While it's easy to get angry and blame the bully, the bully has to be viewed empathically and it needs to be understood that he or she suffers as well.
-Identify the possible causes, such as if your child is repeatedly teased by an older sibling or low self-esteem.
-Identify the triggers to the bullying behavior (situation, with others or alone, when angry, etc)
-Discipline your child with appropriate consequences, and most importantly, communication re: why this behavior is wrong, etc. Teach your child empathy and perspective-taking.
-Have a meeting with the bullied child(ren) and their parents and discuss the problem together.
Close: Professional intervention is often needed, and this could include attending a social skills group.
Foster Cline- "Propensity for agression is present in some children at birth."

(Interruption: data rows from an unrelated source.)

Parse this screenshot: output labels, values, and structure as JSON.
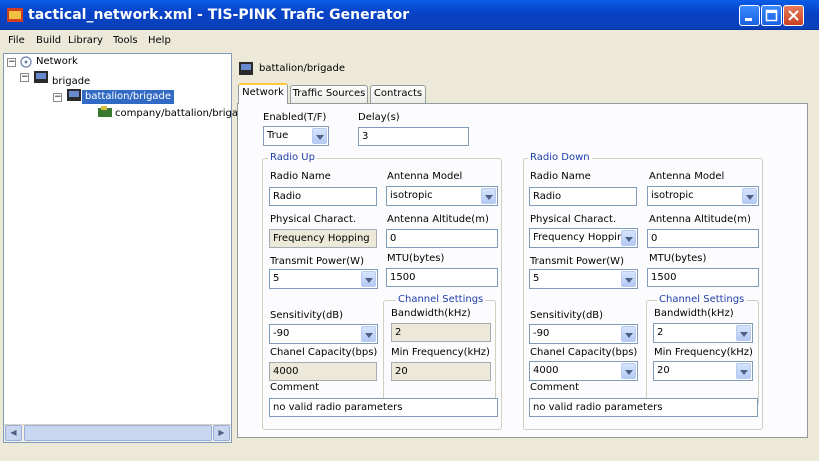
{
  "window": {
    "title": "tactical_network.xml - TIS-PINK Trafic Generator"
  },
  "menu": [
    "File",
    "Build",
    "Library",
    "Tools",
    "Help"
  ],
  "tree": {
    "root": "Network",
    "level1": "brigade",
    "level2": "battalion/brigade",
    "level3": "company/battalion/brigade"
  },
  "node_title": "battalion/brigade",
  "tabs": [
    "Network",
    "Traffic Sources",
    "Contracts"
  ],
  "general": {
    "enabled_label": "Enabled(T/F)",
    "enabled_value": "True",
    "delay_label": "Delay(s)",
    "delay_value": "3"
  },
  "radio_up": {
    "title": "Radio Up",
    "radio_name_label": "Radio Name",
    "radio_name_value": "Radio",
    "antenna_model_label": "Antenna Model",
    "antenna_model_value": "isotropic",
    "physical_label": "Physical Charact.",
    "physical_value": "Frequency Hopping",
    "antenna_alt_label": "Antenna Altitude(m)",
    "antenna_alt_value": "0",
    "transmit_label": "Transmit Power(W)",
    "transmit_value": "5",
    "mtu_label": "MTU(bytes)",
    "mtu_value": "1500",
    "channel_title": "Channel Settings",
    "sensitivity_label": "Sensitivity(dB)",
    "sensitivity_value": "-90",
    "bandwidth_label": "Bandwidth(kHz)",
    "bandwidth_value": "2",
    "capacity_label": "Chanel Capacity(bps)",
    "capacity_value": "4000",
    "minfreq_label": "Min Frequency(kHz)",
    "minfreq_value": "20",
    "comment_label": "Comment",
    "comment_value": "no valid radio parameters"
  },
  "radio_down": {
    "title": "Radio Down",
    "radio_name_label": "Radio Name",
    "radio_name_value": "Radio",
    "antenna_model_label": "Antenna Model",
    "antenna_model_value": "isotropic",
    "physical_label": "Physical Charact.",
    "physical_value": "Frequency Hoppin",
    "antenna_alt_label": "Antenna Altitude(m)",
    "antenna_alt_value": "0",
    "transmit_label": "Transmit Power(W)",
    "transmit_value": "5",
    "mtu_label": "MTU(bytes)",
    "mtu_value": "1500",
    "channel_title": "Channel Settings",
    "sensitivity_label": "Sensitivity(dB)",
    "sensitivity_value": "-90",
    "bandwidth_label": "Bandwidth(kHz)",
    "bandwidth_value": "2",
    "capacity_label": "Chanel Capacity(bps)",
    "capacity_value": "4000",
    "minfreq_label": "Min Frequency(kHz)",
    "minfreq_value": "20",
    "comment_label": "Comment",
    "comment_value": "no valid radio parameters"
  },
  "colors": {
    "titlebar": "#0a5ee8",
    "tree_selection": "#316ac5",
    "group_title": "#1e3ea8"
  }
}
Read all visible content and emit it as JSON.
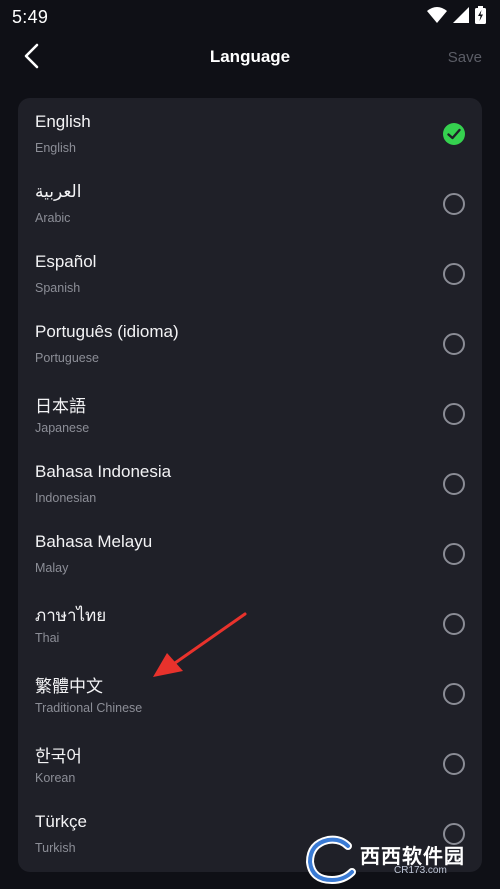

Generally it is best to help our children become stronger, develop coping skills and respond to bullying effectively themselves. If the child is being psychologically damaged, or can't handle the bullying after being given communication and coping skills parents need to step in.
Tips for a child being bullied:
-Give verbal aggression back lightly (Peter Pan in HOOK shows this very well).
-Talk to the authorities themselves.
-Parents always need to get their child's ideas on what they might do that would be most effective. Sometimes parents can step in and make the whole thing worse!
Betsy Brown Braun-"Bullying behavior emerges in Elementary School- Not Nursery School!"
Parents need to know the difference between bullying and teasing. It is not a new problem, however. It is teasing run wild. Teasing is not harmful; bullying is. The main difference is that bullying persists over time, a person is picked on over and over by an individual or a group with more power, either in terms of physical strength or social standing. The most powerful part of bullying is that it is relentless. Nursery schoolers are not typically bullies or bullied…though parents think they are. Bullying behaviors emerge in elementary school and can persist into middle school.
Tips on Preventing Bullying:
-Has to be really good communication between parents and school (teachers)
-Speak to the teacher/yard teacher to find out what is going on (perhaps there is an issue with the bully); make sure there is adequate supervision if it is going on at school.
-Find out what the clear consequences are for the bullies…and how everyone is made aware of these
-Find out if there is or create a social context in which the child feels protected and in which bullying is not tolerated.